The Implementation of "Machine Theory of Mind", ICML 2018, You can read the paper http://proceedings.mlr.press/v80/rabinowitz18a/rabinowitz18a.pdf
- will be update soon
└─Machine_ToM
├─agent : Agent directory used in Experiments
├─environment : Environment
├─experiment : Experiment files
├─model : Machine ToM models
└─utils : dataloader, storage and visualization
python main.py --num_exp 2 --sub_exp 1 --num_epoch 1000
- Environment
python environment/env.py
- Agent
python agent/reward_seeking_agent.py
- Experiment 1: In this experiment, we predict the future action of current state with random agents whose policies are depending on Dirichlet dist. You can adjust the number of past trajectory by
--sub_exp
. - Experiment 2: In this experiment, we predict the future action, consumption, successor representation of value iteration agents. The number of walls is sampled between 0 and 4.

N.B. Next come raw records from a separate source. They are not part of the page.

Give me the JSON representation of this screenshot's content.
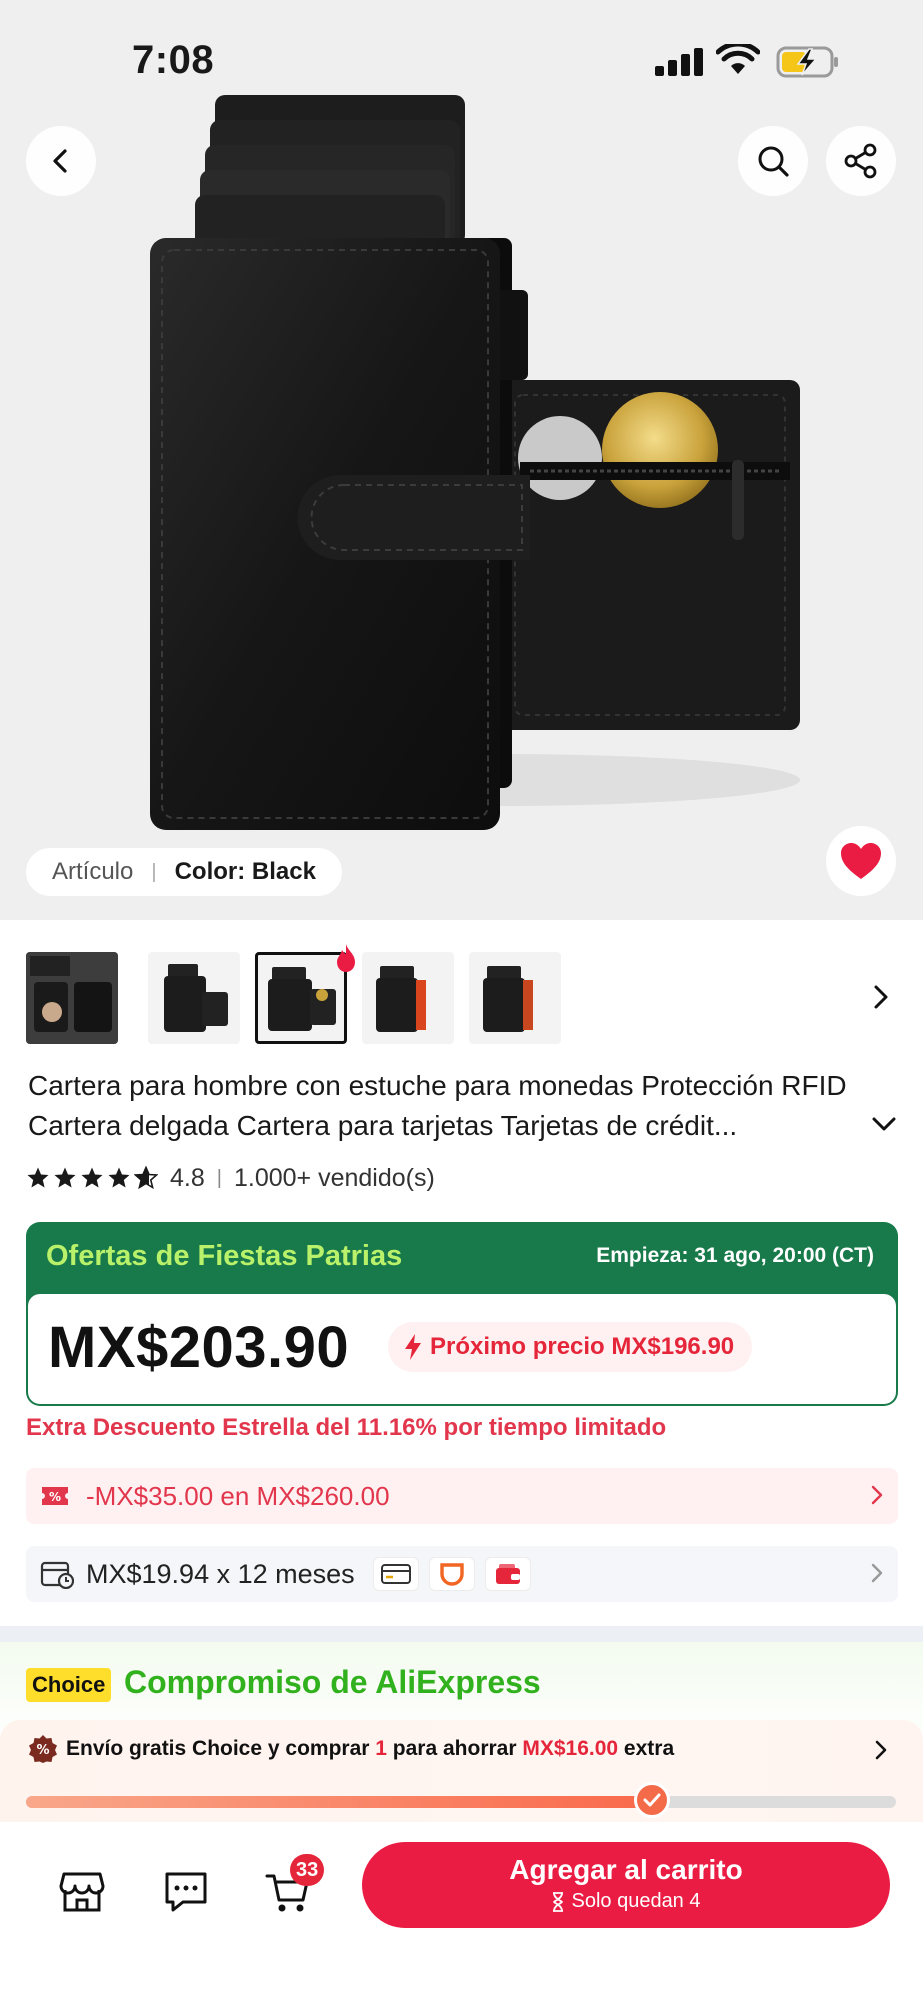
{
  "status_bar": {
    "time": "7:08"
  },
  "hero": {
    "variant_key": "Artículo",
    "variant_value": "Color: Black"
  },
  "thumbnails": [
    {
      "name": "thumb-1",
      "selected": false,
      "hot": false
    },
    {
      "name": "thumb-2",
      "selected": false,
      "hot": false
    },
    {
      "name": "thumb-3",
      "selected": true,
      "hot": true
    },
    {
      "name": "thumb-4",
      "selected": false,
      "hot": false
    },
    {
      "name": "thumb-5",
      "selected": false,
      "hot": false
    }
  ],
  "product": {
    "title": "Cartera para hombre con estuche para monedas Protección RFID Cartera delgada Cartera para tarjetas Tarjetas de crédit...",
    "rating": "4.8",
    "rating_stars": 4.8,
    "sold": "1.000+ vendido(s)"
  },
  "deal": {
    "name": "Ofertas de Fiestas Patrias",
    "start": "Empieza: 31 ago, 20:00 (CT)",
    "price": "MX$203.90",
    "next_price": "Próximo precio MX$196.90",
    "bg_color": "#187a4a"
  },
  "extra_discount": "Extra Descuento Estrella del 11.16% por tiempo limitado",
  "coupon": {
    "text": "-MX$35.00 en MX$260.00"
  },
  "installments": {
    "text": "MX$19.94 x 12 meses"
  },
  "choice": {
    "badge": "Choice",
    "title": "Compromiso de AliExpress",
    "ship_pre": "Envío gratis Choice y comprar ",
    "ship_qty": "1",
    "ship_mid": " para ahorrar ",
    "ship_amount": "MX$16.00",
    "ship_post": " extra",
    "progress": 0.72
  },
  "bottom_bar": {
    "cart_count": "33",
    "add_to_cart": "Agregar al carrito",
    "stock_note": "Solo quedan 4"
  },
  "colors": {
    "accent_red": "#ea1c43",
    "deal_green": "#187a4a",
    "choice_green": "#32b11e",
    "choice_yellow": "#ffdd2b"
  }
}
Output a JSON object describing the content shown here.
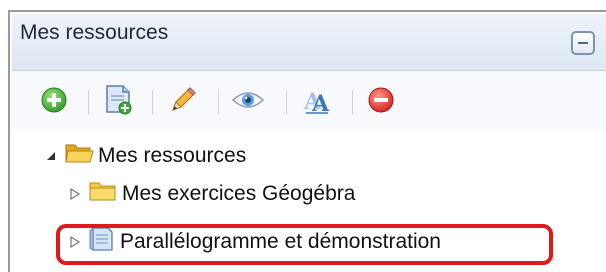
{
  "panel": {
    "title": "Mes ressources"
  },
  "toolbar": {
    "buttons": [
      {
        "name": "add-icon",
        "color": "#5cb83a"
      },
      {
        "name": "new-document-icon",
        "color": "#3b9a3b"
      },
      {
        "name": "edit-pencil-icon",
        "color": "#e8a63a"
      },
      {
        "name": "preview-eye-icon",
        "color": "#4a90d9"
      },
      {
        "name": "rename-text-icon",
        "color": "#4a86c8"
      },
      {
        "name": "delete-icon",
        "color": "#e23b3b"
      }
    ]
  },
  "tree": {
    "root": {
      "label": "Mes ressources",
      "expanded": true,
      "icon": "folder-open-icon"
    },
    "children": [
      {
        "label": "Mes exercices Géogébra",
        "icon": "folder-icon",
        "expanded": false
      },
      {
        "label": "Parallélogramme et démonstration",
        "icon": "document-icon",
        "expanded": false
      }
    ]
  },
  "colors": {
    "highlight_border": "#e01a1a",
    "folder": "#f5c83a",
    "header_bg": "#e6eef7"
  }
}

There are three sub experiments.
- first sub experiment : MToM with the full trajectory of an agent on single past MDP. Agent gets a panalty(-0.01) for every move.
- second sub experiment : MToM with partial trajectory(one step) of an agent on single past MDP. Agent gets panalty(-0.01) for every move.
- third sub experiment : same as first sub experiment. But agent gets high panalty(-0.05) for every move.